The settlement structure varies based on exposure patterns and illness severity. An agricultural, industrial or turf worker exposed at length to Roundup would receive an average of $165,000 if they were diagnosed with an aggressive form of the illness while younger than age 60, according to the proposed settlement.

Supreme Court Case Changes Everything

The proposed settlement comes as the US Supreme Court is preparing to hear arguments in April on Bayer's assertion that the US Environmental Protection Agency's approval of Roundup without a cancer warning should invalidate claims filed in state courts. The Supreme Court noted in a docket entry that a hearing on the case is scheduled for April 27.

The case centers on federal preemption—whether EPA approval of Roundup's labeling without cancer warnings should block state-level failure-to-warn lawsuits. Under the Federal Insecticide, Fungicide, and Rodenticide Act (FIFRA), the EPA must review and approve all pesticide labeling. The EPA has repeatedly declined to require a cancer warning for glyphosate—and has in fact rejected such efforts.

The Trump administration is siding with Bayer on the issue, and encouraged the Supreme Court to hear the case. This reverses the Biden administration's position and creates a powerful ally for Bayer's legal strategy.

Strategic Risk Management

The settlement proposal functions as insurance against either outcome from the high court. Patients would be assured of receiving settlement money even if the Supreme Court rules in Bayer's favor. And Bayer would be protected from potentially larger costs if the high court rules against it.

Germany-based Bayer, which acquired Roundup maker Monsanto in 2018, disputes the assertion that Roundup's key ingredient, glyphosate, can cause non-Hodgkin lymphoma. But the company has warned that mounting legal costs are threatening its ability to continue selling the product in US agricultural markets. "Litigation uncertainly has plagued the company for years, and this settlement gives the company a road to closure," Bayer CEO Bill Anderson said Tuesday.

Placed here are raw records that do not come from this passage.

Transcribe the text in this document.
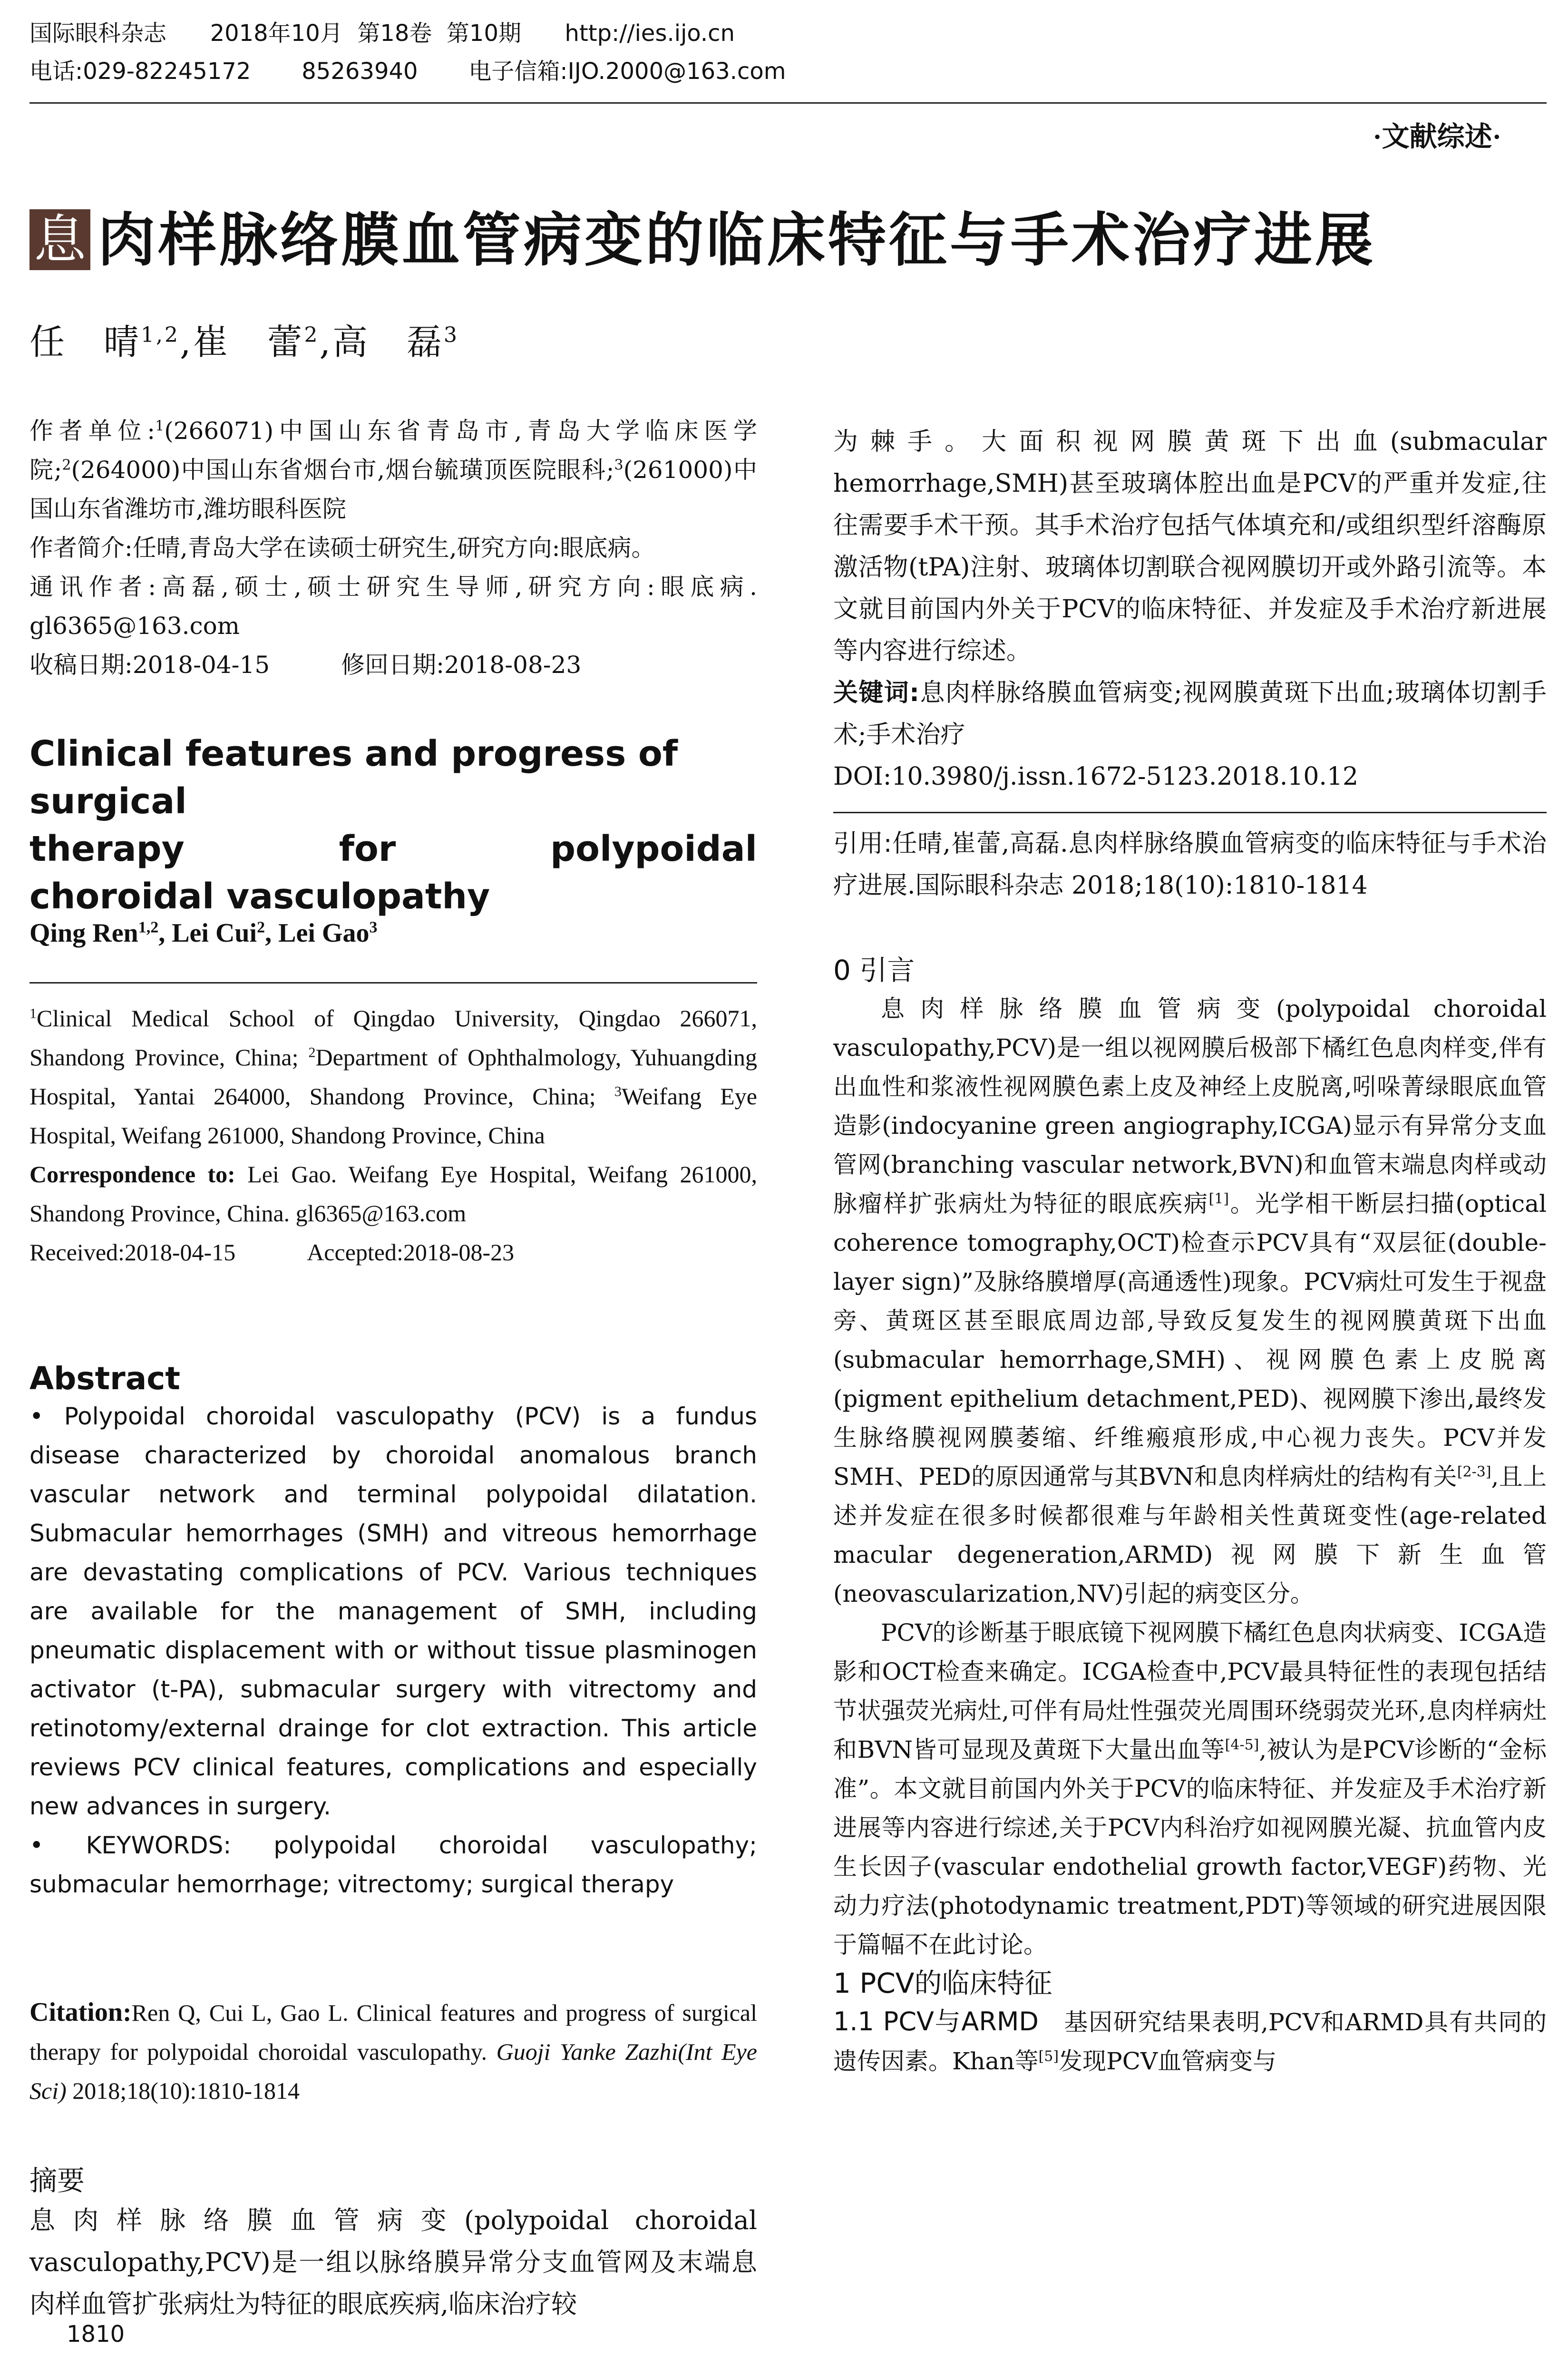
国际眼科杂志 2018年10月  第18卷  第10期 http://ies.ijo.cn
电话:029-82245172 85263940 电子信箱:IJO.2000@163.com
·文献综述·
息 肉样脉络膜血管病变的临床特征与手术治疗进展
任　晴$^{1,2}$,崔　蕾$^2$,高　磊$^3$

作者单位:$^1$(266071)中国山东省青岛市,青岛大学临床医学院;$^2$(264000)中国山东省烟台市,烟台毓璜顶医院眼科;$^3$(261000)中国山东省潍坊市,潍坊眼科医院

作者简介:任晴,青岛大学在读硕士研究生,研究方向:眼底病。

通讯作者:高磊,硕士,硕士研究生导师,研究方向:眼底病. gl6365@163.com

收稿日期:2018-04-15　　　	修回日期:2018-08-23

Clinical features and progress of surgical
therapy	for	polypoidal
choroidal vasculopathy
Qing Ren$^{1,2}$, Lei Cui$^2$, Lei Gao$^3$

$^1$Clinical Medical School of Qingdao University, Qingdao 266071, Shandong Province, China; $^2$Department of Ophthalmology, Yuhuangding Hospital, Yantai 264000, Shandong Province, China; $^3$Weifang Eye Hospital, Weifang 261000, Shandong Province, China

Correspondence to: Lei Gao. Weifang Eye Hospital, Weifang 261000, Shandong Province, China. gl6365@163.com

Received:2018-04-15　　　	Accepted:2018-08-23

Abstract

• Polypoidal choroidal vasculopathy (PCV) is a fundus disease characterized by choroidal anomalous branch vascular network and terminal polypoidal dilatation. Submacular hemorrhages (SMH) and vitreous hemorrhage are devastating complications of PCV. Various techniques are available for the management of SMH, including pneumatic displacement with or without tissue plasminogen activator (t-PA), submacular surgery with vitrectomy and retinotomy/external drainge for clot extraction. This article reviews PCV clinical features, complications and especially new advances in surgery.

• KEYWORDS: polypoidal choroidal vasculopathy; submacular hemorrhage; vitrectomy; surgical therapy

Citation:Ren Q, Cui L, Gao L. Clinical features and progress of surgical therapy for polypoidal choroidal vasculopathy. Guoji Yanke Zazhi(Int Eye Sci) 2018;18(10):1810-1814

摘要

息肉样脉络膜血管病变(polypoidal choroidal vasculopathy,PCV)是一组以脉络膜异常分支血管网及末端息肉样血管扩张病灶为特征的眼底疾病,临床治疗较

1810

为棘手。大面积视网膜黄斑下出血(submacular hemorrhage,SMH)甚至玻璃体腔出血是PCV的严重并发症,往往需要手术干预。其手术治疗包括气体填充和/或组织型纤溶酶原激活物(tPA)注射、玻璃体切割联合视网膜切开或外路引流等。本文就目前国内外关于PCV的临床特征、并发症及手术治疗新进展等内容进行综述。

关键词:息肉样脉络膜血管病变;视网膜黄斑下出血;玻璃体切割手术;手术治疗

DOI:10.3980/j.issn.1672-5123.2018.10.12

引用:任晴,崔蕾,高磊.息肉样脉络膜血管病变的临床特征与手术治疗进展.国际眼科杂志 2018;18(10):1810-1814

0 引言

息肉样脉络膜血管病变(polypoidal choroidal vasculopathy,PCV)是一组以视网膜后极部下橘红色息肉样变,伴有出血性和浆液性视网膜色素上皮及神经上皮脱离,吲哚菁绿眼底血管造影(indocyanine green angiography,ICGA)显示有异常分支血管网(branching vascular network,BVN)和血管末端息肉样或动脉瘤样扩张病灶为特征的眼底疾病[1]。光学相干断层扫描(optical coherence tomography,OCT)检查示PCV具有“双层征(double-layer sign)”及脉络膜增厚(高通透性)现象。PCV病灶可发生于视盘旁、黄斑区甚至眼底周边部,导致反复发生的视网膜黄斑下出血(submacular hemorrhage,SMH)、视网膜色素上皮脱离(pigment epithelium detachment,PED)、视网膜下渗出,最终发生脉络膜视网膜萎缩、纤维瘢痕形成,中心视力丧失。PCV并发SMH、PED的原因通常与其BVN和息肉样病灶的结构有关[2-3],且上述并发症在很多时候都很难与年龄相关性黄斑变性(age-related macular degeneration,ARMD)视网膜下新生血管(neovascularization,NV)引起的病变区分。

PCV的诊断基于眼底镜下视网膜下橘红色息肉状病变、ICGA造影和OCT检查来确定。ICGA检查中,PCV最具特征性的表现包括结节状强荧光病灶,可伴有局灶性强荧光周围环绕弱荧光环,息肉样病灶和BVN皆可显现及黄斑下大量出血等[4-5],被认为是PCV诊断的“金标准”。本文就目前国内外关于PCV的临床特征、并发症及手术治疗新进展等内容进行综述,关于PCV内科治疗如视网膜光凝、抗血管内皮生长因子(vascular endothelial growth factor,VEGF)药物、光动力疗法(photodynamic treatment,PDT)等领域的研究进展因限于篇幅不在此讨论。

1 PCV的临床特征

1.1 PCV与ARMD　 基因研究结果表明,PCV和ARMD具有共同的遗传因素。Khan等[5]发现PCV血管病变与
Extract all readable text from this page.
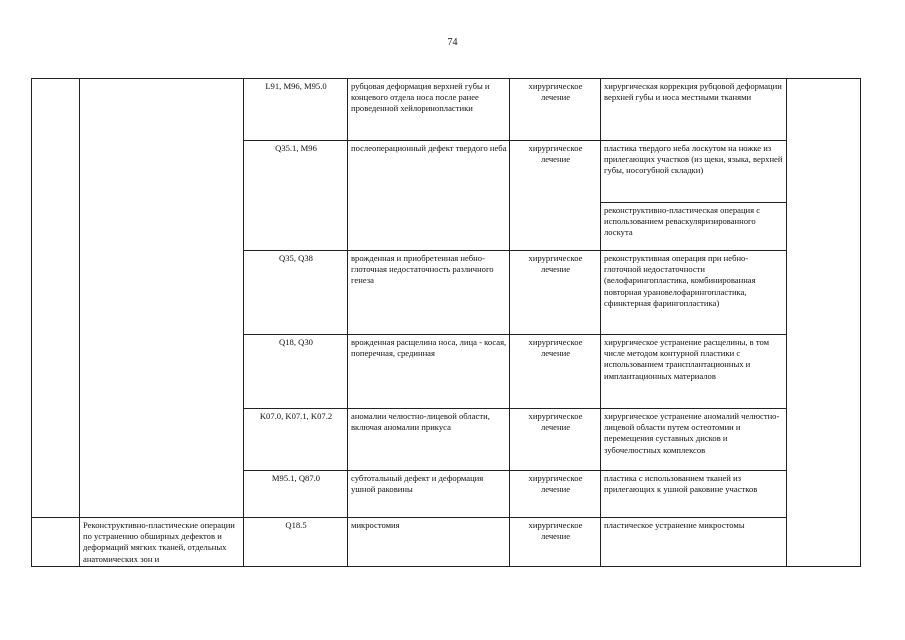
74
		L91, M96, M95.0	рубцовая деформация верхней губы и концевого отдела носа после ранее проведенной хейлоринопластики	хирургическое лечение	хирургическая коррекция рубцовой деформации верхней губы и носа местными тканями	
		Q35.1, M96	послеоперационный дефект твердого неба	хирургическое лечение	пластика твердого неба лоскутом на ножке из прилегающих участков (из щеки, языка, верхней губы, носогубной складки)	
					реконструктивно-пластическая операция с использованием реваскуляризированного лоскута	
		Q35, Q38	врожденная и приобретенная небно-глоточная недостаточность различного генеза	хирургическое лечение	реконструктивная операция при небно-глоточной недостаточности (велофарингопластика, комбинированная повторная урановелофарингопластика, сфинктерная фарингопластика)	
		Q18, Q30	врожденная расщелина носа, лица - косая, поперечная, срединная	хирургическое лечение	хирургическое устранение расщелины, в том числе методом контурной пластики с использованием трансплантационных и имплантационных материалов	
		K07.0, K07.1, K07.2	аномалии челюстно-лицевой области, включая аномалии прикуса	хирургическое лечение	хирургическое устранение аномалий челюстно-лицевой области путем остеотомии и перемещения суставных дисков и зубочелюстных комплексов	
		M95.1, Q87.0	субтотальный дефект и деформация ушной раковины	хирургическое лечение	пластика с использованием тканей из прилегающих к ушной раковине участков	
	Реконструктивно-пластические операции по устранению обширных дефектов и деформаций мягких тканей, отдельных анатомических зон и	Q18.5	микростомия	хирургическое лечение	пластическое устранение микростомы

Recent jury verdicts have created financial pressure, with 13 verdicts for Bayer and 11 for plaintiffs, including a $2.1 billion award by a Georgia jury last year. The company's shares rose around 7% after it announced the settlement proposal Tuesday.

The Path Forward

The proposed settlement was filed in St. Louis Circuit Court in Missouri, home to Bayer's North America crop science division and the state where many of the lawsuits have been brought. The settlement still needs the court's approval. If too many plaintiffs opt out of the proposed settlement, Bayer said it reserves the right to cancel it. But Bayer did not specify how many opt-outs would have to occur.

The Supreme Court decision will likely determine whether this settlement becomes the final chapter in Roundup litigation or merely another expensive Band-Aid. A ruling in Bayer's favor would effectively end future lawsuits, making the settlement a hedge against uncertainty. A ruling against Bayer could open floodgates to even costlier litigation, making this $7.25 billion look like a bargain.

For the thousands of people claiming Roundup caused their cancer, the settlement offers certainty in an uncertain legal landscape. For Bayer, it represents a calculated gamble—pay now to limit potentially catastrophic losses later, regardless of how the nation's highest court rules on one of the most significant product liability cases in decades.